Elemento believes that Relay’s approach is highly beneficial in designing a better drug for bile duct cancer. “Relay Therapeutics has a cutting-edge approach for molecular dynamics that I don’t believe any other companies have, at least not as advanced.” Relay’s unique hardware and software allow simulations that could never be achieved through traditional experiments, Elemento says.
How it works
Relay used both experimental and computational approaches to design RLY-4008. The team started out by taking X-rays of crystallized versions of both their intended target, FGFR2, and the almost identical FGFR1. This enabled them to get a 3D snapshot of each of their structures. They then fed the X-rays into the Anton supercomputer to simulate how the proteins were likely to move.
Anton’s simulations showed that the FGFR1 protein had a flap that moved more frequently than FGFR2. Based on this distinct motion, the team tried to design a compound that would recognize this flap shifting around and bind to FGFR2 while steering away from its more active lookalike.
For that, they went back Anton, using the supercomputer to simulate the behavior of thousands of potential molecules for over a year, looking at what made a particular molecule selective to the target versus another molecule that wasn’t. These insights led them to determine the best compounds to make and test in the lab and, ultimately, they found that RLY-4008 was the most effective.
Promising results so far
Relay began phase 1-2 trials in 2020 and will continue until 2024. Preliminary results showed that, in the 17 patients taking a 70 mg dose of RLY-4008, the drug worked to shrink tumors in 88 percent of patients. This was a significant increase compared to other FGFR inhibitors. For instance, Futibatinib, which recently got FDA approval, had a response rate of only 42 percent.
Across all dose levels, RLY-4008 shrank tumors by 63 percent in 38 patients. In more good news, the drug didn’t elevate their phosphate levels, which suggests that it could be taken without increasing patients’ risk for kidney disease.
“Objectively, this is pretty remarkable,” says Elemento. “In a small patient study, you have a molecule that is able to shrink tumors in such a high fraction of patients. It is unusual to see such good results in a phase 1-2 trial.”
A simulated future
The research team is continuing to use molecular dynamic simulations to develop other new drug, such as one that is being studied in patients with solid tumors and breast cancer.
As for their bile duct cancer drug, RLY-4008, Relay plans by 2024 to have tested it in around 440 patients. “The mature results of the phase 1-2 trial are highly anticipated,” says Goyal, the principal investigator of the trial.

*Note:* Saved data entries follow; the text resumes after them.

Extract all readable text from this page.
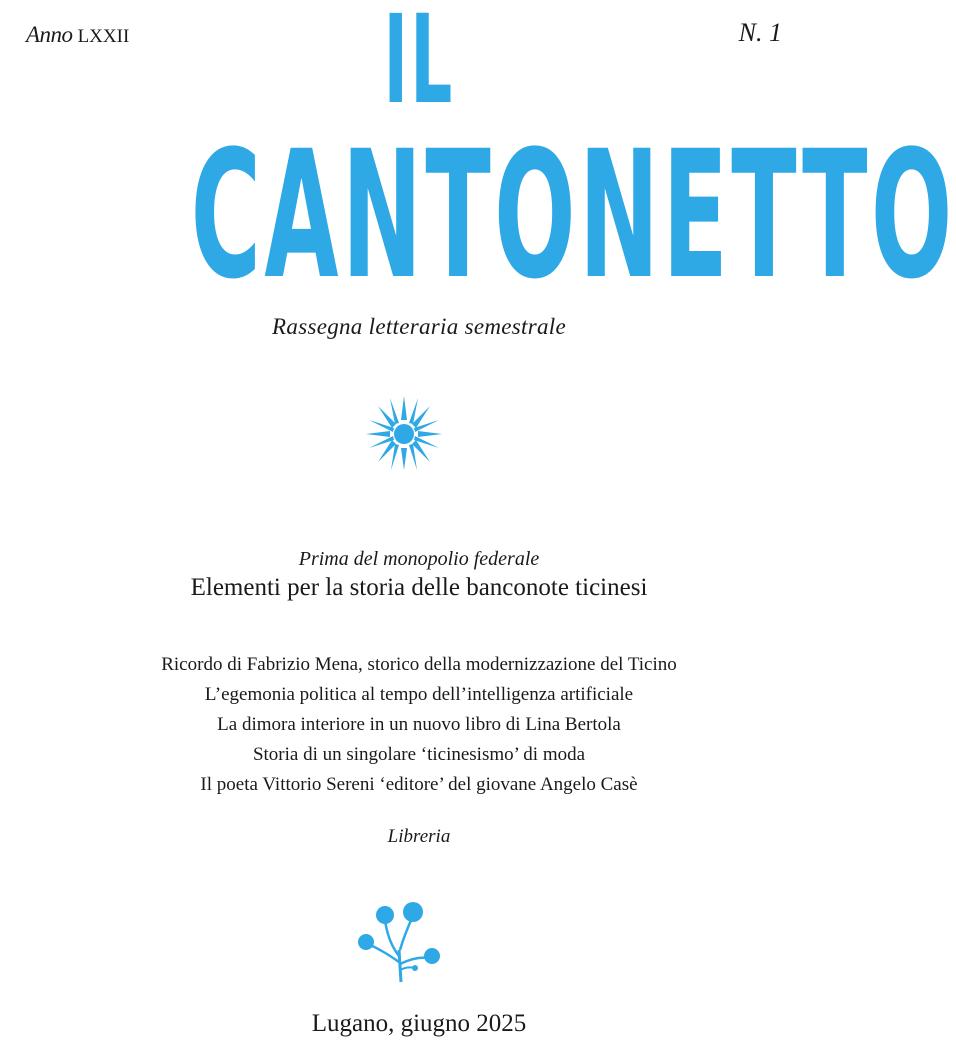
Anno LXXII	N. 1
IL
CANTONETTO
Rassegna letteraria semestrale
Prima del monopolio federale
Elementi per la storia delle banconote ticinesi
Ricordo di Fabrizio Mena, storico della modernizzazione del Ticino
L’egemonia politica al tempo dell’intelligenza artificiale
La dimora interiore in un nuovo libro di Lina Bertola
Storia di un singolare ‘ticinesismo’ di moda
Il poeta Vittorio Sereni ‘editore’ del giovane Angelo Casè
Libreria
Lugano, giugno 2025
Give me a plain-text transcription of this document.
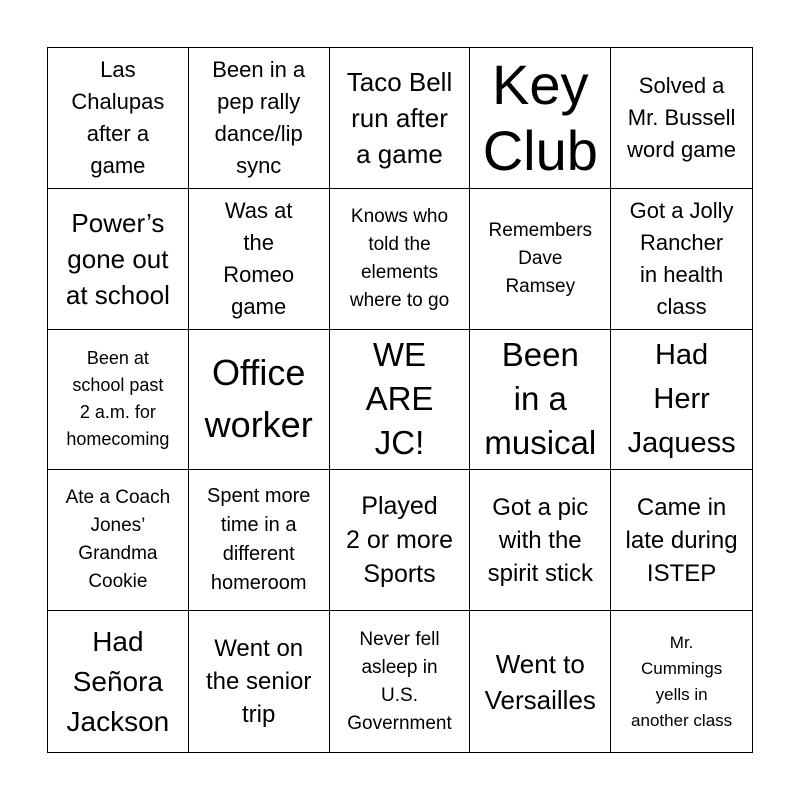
Las
Chalupas
after a
game
Been in a
pep rally
dance/lip
sync
Taco Bell
run after
a game
Key
Club
Solved a
Mr. Bussell
word game
Power’s
gone out
at school
Was at
the
Romeo
game
Knows who
told the
elements
where to go
Remembers
Dave
Ramsey
Got a Jolly
Rancher
in health
class
Been at
school past
2 a.m. for
homecoming
Office
worker
WE
ARE
JC!
Been
in a
musical
Had
Herr
Jaquess
Ate a Coach
Jones’
Grandma
Cookie
Spent more
time in a
different
homeroom
Played
2 or more
Sports
Got a pic
with the
spirit stick
Came in
late during
ISTEP
Had
Señora
Jackson
Went on
the senior
trip
Never fell
asleep in
U.S.
Government
Went to
Versailles
Mr.
Cummings
yells in
another class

Sameek Roychowdhury, an oncologist and associate professor of internal medicine at Ohio State University, highlights the need for caution. “This has early signs of benefit, but we will look forward to seeing longer term results for benefit and side effect profiles. We need to think a few more steps ahead - these treatments are like the ’Whack-a-Mole game’ where cancer finds a way to become resistant to each subsequent drug.”
“I think the issue is going to be how durable are the responses to the drug and what are the mechanisms of resistance,” says Raymond Wadlow, an oncologist at the Inova Medical Group who specializes in gastrointestinal and haematological cancer. “But the results look promising. It is a much more selective inhibitor of the FGFR protein and less toxic. It’s been an exciting development.”